Dalam video tersebut, pengasuh di lingkungan Pondok Pesantren Tebuireng, Jombang, Jawa Timur, itu menyampaikan pandangannya bahwa hukuman penjara selama ini belum mampu memberikan efek jera terhadap koruptor.
Video yang diunggah melalui akun Instagram @tebuireng.online pada Selasa, 28 Juli 2026, tersebut telah ditonton luas dan mengumpulkan ratusan ribu tanda suka.
Dalam ceramahnya, KH Mustain Syafi’i mengawali dengan menyoroti sikap para kiai dan ulama yang menurutnya masih belum cukup lantang menyuarakan solusi terhadap persoalan korupsi yang terus berulang di Indonesia.
“Kiai ulama sak munu akehe loh mingkem kabeh menghadapi apa hukuman terefektif bagi koruptor. Mulut saya tidak cukup, walaupun saya sudah lebih 10 tahun nulis seperti ini,” ujar KH Mustain dalam potongan video tersebut.
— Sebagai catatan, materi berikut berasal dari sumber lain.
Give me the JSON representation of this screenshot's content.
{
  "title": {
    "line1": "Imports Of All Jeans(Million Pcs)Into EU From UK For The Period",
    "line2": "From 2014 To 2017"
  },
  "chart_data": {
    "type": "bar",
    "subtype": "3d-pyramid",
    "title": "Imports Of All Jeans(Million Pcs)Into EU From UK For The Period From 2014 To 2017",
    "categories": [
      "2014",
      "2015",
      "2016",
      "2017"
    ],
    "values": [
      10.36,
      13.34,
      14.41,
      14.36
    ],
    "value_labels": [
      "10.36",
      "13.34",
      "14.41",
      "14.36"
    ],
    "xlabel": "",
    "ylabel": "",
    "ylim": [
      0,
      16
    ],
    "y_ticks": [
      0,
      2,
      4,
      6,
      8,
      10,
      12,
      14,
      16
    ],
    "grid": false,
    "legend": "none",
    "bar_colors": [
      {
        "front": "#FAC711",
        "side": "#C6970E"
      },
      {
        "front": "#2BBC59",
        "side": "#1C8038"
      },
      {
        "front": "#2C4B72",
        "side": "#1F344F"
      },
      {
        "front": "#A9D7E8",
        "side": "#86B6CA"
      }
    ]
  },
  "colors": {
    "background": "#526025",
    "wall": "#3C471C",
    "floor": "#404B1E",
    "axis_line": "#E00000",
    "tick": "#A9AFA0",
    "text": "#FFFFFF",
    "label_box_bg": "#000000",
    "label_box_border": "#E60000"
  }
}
Menurutnya, hukuman penjara yang selama ini diterapkan belum memberikan dampak signifikan dalam menekan angka korupsi.
Ia kemudian mengemukakan pandangan agar hukuman terhadap koruptor diperberat dengan mengacu pada besarnya nilai kerugian yang ditimbulkan.
“Diputuskan saja, timbangane ngerusak bangsa Indonesia. Ada hukum potong tangan di Al Quran. Sak miliar potong yowis, punjul pateni yowis. Lak enak mateni wong siji timbangane mateni wong sak bangsa Indonesia,” ucapnya.
KH Mustain juga mengajak para ulama untuk mengkaji kemungkinan penerapan hukuman yang lebih berat melalui pendekatan maslahah mursalah, yakni metode dalam ushul fikih yang mempertimbangkan kemaslahatan umum dan pencegahan kerusakan ketika menetapkan suatu hukum.
“Pakailah teori maslahah di kita-kita ushul fiqih itu. Para kiai tolong didengarkan, pakai cara maslahah mursalah. Ini baru, karena tahun baru bisa kok,” katanya.
Di akhir ceramahnya, KH Mustain kembali menegaskan bahwa berkembangnya kejahatan bukan semata karena pelakunya semakin kuat, melainkan karena banyak orang yang memilih diam.